Global Climate Strike, New York City : September 20, 2019
On Friday September 20, 2019 with camera in hand, I headed downtown to lower Manhattan to march with the kids. I had an assignment for West Side Rag in the morning, but it was important to me that I not miss this moment in our history.
NYC schools had excused students from school to attend the strike, rightfully so. Climate activist Greta Thunberg had just arrived to New York City on a boat ahead of the U.N. General Assembly — there was a lot going on. Work suddenly became extremely busy for me as well, but I knew this was a moment I couldn’t miss.
Crowds and protests generally make me a little anxious, it seems in today’s world anything can happen. But the angrier I become about the state of our politics, our planet, and our country, the less anxious I am when attending protests. Action becomes less of a choice and more of a duty. Silver lining, I suppose.

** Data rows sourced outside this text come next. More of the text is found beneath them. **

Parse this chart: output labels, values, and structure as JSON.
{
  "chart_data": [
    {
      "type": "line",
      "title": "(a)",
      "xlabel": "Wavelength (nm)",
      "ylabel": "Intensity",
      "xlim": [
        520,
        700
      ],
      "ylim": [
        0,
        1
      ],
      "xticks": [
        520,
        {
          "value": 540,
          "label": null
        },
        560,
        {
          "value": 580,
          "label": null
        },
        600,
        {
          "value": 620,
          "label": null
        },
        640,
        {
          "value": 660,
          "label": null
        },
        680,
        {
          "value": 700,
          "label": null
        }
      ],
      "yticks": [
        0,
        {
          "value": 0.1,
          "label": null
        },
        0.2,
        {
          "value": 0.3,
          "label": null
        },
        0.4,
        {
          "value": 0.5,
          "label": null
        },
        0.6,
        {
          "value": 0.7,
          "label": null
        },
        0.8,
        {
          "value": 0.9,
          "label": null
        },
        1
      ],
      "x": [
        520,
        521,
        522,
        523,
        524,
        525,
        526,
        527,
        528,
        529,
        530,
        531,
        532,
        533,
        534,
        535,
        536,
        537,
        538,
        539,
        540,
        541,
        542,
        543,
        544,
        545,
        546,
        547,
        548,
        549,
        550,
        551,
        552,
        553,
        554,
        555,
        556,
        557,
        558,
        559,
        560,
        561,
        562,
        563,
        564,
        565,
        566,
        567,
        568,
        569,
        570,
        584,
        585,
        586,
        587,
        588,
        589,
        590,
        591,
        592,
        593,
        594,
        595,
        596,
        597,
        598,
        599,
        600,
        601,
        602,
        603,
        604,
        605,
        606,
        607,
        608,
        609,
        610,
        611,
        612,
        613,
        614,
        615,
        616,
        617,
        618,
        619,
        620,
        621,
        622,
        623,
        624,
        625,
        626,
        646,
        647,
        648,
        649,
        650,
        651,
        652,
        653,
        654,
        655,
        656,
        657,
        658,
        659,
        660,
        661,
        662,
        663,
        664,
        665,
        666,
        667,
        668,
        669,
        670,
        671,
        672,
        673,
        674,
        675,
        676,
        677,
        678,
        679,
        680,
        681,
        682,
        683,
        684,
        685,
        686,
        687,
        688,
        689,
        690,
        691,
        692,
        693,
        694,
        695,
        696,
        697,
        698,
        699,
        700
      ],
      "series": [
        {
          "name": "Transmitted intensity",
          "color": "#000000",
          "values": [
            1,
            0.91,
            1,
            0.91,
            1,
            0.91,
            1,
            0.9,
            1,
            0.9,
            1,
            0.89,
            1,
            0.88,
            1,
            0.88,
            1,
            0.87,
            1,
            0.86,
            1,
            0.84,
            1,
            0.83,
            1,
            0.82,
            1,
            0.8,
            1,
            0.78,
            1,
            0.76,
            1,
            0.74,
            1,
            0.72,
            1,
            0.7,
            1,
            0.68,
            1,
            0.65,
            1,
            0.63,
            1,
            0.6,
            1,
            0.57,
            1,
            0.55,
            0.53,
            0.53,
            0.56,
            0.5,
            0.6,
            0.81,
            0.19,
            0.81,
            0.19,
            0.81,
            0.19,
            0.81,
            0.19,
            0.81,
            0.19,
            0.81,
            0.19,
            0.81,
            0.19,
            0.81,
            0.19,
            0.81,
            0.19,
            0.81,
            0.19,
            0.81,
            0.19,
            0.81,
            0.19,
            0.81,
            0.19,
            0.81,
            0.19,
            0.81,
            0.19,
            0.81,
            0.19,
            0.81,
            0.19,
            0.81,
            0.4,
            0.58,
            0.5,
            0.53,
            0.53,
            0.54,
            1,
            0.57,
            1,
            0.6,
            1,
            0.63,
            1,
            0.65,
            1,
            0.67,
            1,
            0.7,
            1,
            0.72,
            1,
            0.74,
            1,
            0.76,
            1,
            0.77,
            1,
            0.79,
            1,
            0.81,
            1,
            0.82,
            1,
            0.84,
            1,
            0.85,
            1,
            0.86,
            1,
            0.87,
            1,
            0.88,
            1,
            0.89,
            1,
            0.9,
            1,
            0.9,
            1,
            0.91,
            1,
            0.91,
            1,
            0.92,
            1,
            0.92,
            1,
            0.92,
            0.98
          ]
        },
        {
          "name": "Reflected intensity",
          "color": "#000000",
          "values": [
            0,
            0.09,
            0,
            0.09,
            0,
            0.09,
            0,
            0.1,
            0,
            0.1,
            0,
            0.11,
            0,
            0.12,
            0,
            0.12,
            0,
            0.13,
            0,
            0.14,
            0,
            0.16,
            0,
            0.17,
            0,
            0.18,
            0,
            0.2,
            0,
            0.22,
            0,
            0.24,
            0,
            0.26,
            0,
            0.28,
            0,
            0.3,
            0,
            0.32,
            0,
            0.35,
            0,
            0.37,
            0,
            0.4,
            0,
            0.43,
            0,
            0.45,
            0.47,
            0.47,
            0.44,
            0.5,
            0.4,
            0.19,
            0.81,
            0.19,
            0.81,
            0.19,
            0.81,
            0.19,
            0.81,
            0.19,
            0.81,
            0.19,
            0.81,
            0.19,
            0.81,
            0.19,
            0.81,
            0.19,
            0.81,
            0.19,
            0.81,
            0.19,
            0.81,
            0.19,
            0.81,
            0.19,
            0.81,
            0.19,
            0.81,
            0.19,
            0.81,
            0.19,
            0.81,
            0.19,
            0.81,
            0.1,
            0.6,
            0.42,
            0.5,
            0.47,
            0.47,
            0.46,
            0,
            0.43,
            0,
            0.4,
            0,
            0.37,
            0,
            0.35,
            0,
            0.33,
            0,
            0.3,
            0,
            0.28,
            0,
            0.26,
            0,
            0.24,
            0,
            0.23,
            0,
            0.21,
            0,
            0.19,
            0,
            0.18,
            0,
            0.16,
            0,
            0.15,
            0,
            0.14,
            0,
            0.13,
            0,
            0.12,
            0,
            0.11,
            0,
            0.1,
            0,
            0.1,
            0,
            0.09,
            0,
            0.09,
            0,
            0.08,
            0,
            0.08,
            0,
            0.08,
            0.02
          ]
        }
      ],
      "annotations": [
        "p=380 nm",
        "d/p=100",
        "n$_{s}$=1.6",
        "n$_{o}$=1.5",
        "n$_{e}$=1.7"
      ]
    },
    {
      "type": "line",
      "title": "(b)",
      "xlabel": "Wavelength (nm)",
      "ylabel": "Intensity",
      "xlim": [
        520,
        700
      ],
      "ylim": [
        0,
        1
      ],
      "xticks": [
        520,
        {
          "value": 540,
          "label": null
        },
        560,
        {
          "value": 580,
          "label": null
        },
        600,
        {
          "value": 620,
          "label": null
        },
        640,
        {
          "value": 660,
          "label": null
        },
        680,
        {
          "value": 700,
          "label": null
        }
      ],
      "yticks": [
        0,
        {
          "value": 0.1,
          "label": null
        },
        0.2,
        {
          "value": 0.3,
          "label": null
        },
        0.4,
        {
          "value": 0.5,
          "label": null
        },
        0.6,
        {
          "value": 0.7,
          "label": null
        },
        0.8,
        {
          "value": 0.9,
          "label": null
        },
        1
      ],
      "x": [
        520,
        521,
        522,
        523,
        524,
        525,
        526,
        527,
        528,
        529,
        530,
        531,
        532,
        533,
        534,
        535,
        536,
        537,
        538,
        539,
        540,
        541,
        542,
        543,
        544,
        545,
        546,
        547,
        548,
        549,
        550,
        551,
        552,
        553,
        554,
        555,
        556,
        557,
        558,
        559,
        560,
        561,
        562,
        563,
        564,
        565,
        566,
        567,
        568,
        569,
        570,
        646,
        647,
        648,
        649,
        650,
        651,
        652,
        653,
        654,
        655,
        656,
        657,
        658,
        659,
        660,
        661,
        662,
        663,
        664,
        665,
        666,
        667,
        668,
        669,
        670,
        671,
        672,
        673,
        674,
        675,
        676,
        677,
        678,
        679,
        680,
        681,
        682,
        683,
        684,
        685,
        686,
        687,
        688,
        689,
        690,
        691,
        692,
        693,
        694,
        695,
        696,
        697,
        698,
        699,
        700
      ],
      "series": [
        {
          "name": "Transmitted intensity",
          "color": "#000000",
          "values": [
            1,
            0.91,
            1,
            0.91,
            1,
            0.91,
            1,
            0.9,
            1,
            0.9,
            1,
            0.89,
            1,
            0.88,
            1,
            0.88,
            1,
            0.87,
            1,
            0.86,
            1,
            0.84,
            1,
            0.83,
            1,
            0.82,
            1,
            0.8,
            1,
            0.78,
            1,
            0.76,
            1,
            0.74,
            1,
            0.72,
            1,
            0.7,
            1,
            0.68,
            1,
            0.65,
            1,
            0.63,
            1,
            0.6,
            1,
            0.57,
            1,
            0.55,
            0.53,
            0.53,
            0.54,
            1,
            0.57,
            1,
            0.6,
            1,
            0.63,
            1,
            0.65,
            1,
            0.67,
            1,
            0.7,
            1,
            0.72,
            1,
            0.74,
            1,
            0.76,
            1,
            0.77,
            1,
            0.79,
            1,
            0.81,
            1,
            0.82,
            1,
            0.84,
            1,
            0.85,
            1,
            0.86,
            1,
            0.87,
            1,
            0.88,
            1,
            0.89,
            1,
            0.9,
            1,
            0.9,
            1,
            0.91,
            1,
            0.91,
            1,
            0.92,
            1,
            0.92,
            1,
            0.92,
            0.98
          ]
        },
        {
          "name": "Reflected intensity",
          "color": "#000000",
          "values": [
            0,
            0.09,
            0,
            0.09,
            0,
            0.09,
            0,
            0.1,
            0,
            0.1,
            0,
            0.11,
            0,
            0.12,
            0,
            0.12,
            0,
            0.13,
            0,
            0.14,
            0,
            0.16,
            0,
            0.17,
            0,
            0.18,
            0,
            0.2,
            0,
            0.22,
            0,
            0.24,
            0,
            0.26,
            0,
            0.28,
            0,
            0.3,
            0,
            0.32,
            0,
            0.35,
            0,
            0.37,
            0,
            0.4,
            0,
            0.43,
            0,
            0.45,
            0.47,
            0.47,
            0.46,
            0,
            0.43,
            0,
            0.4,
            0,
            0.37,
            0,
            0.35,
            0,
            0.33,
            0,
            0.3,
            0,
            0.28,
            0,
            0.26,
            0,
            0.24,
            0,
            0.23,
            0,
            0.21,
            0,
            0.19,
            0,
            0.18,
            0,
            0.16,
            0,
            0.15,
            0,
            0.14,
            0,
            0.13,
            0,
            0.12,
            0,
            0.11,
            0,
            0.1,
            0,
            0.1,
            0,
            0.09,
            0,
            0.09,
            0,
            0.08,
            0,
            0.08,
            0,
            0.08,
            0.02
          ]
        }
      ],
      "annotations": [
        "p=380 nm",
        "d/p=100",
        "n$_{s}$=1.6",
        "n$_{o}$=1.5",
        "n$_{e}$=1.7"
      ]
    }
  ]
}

I arrived outside Foley Square to a crowd of thousands. Something about this strike felt different. I walked among the crowd by myself. Taking it all in, listening to the conversations. Mostly kids, but a considerably diverse crowd in terms of age. I spot a group of baby boomers with guitars, singing songs from another era of protest. Woodstock, Vietnam, Civil Rights. Their children and grandkids looking on with tambourines in hand they all sing,“The answer my friend is blowin’ in the wind, the answer is blowin’ in the wind.” I come close to tears.
I overheard two young men behind me having an in-depth conversation about fossil fuel emissions. I was impressed. I turned around to see these young men couldn’t have been any older than 15 — this was not your average protest.
The kids were here for themselves, for their futures. They weren’t just concerned, they were generally pissed off. There was a directness and immediacy to their action. They are fed up.
I hear one young woman yell “We’re not here to f'**k around. We need the grownups to do something because they’ve been failing us for 30 years.” I am an “elder millennial” having been born into the Reagan administration, and then graduating college in the aftermath of 9/11 just a few short years before the U.S. economy collapse, so all I can think is — “no arguments here!”
Are the kids going to save us all? They shouldn’t have to, but God I hope they can.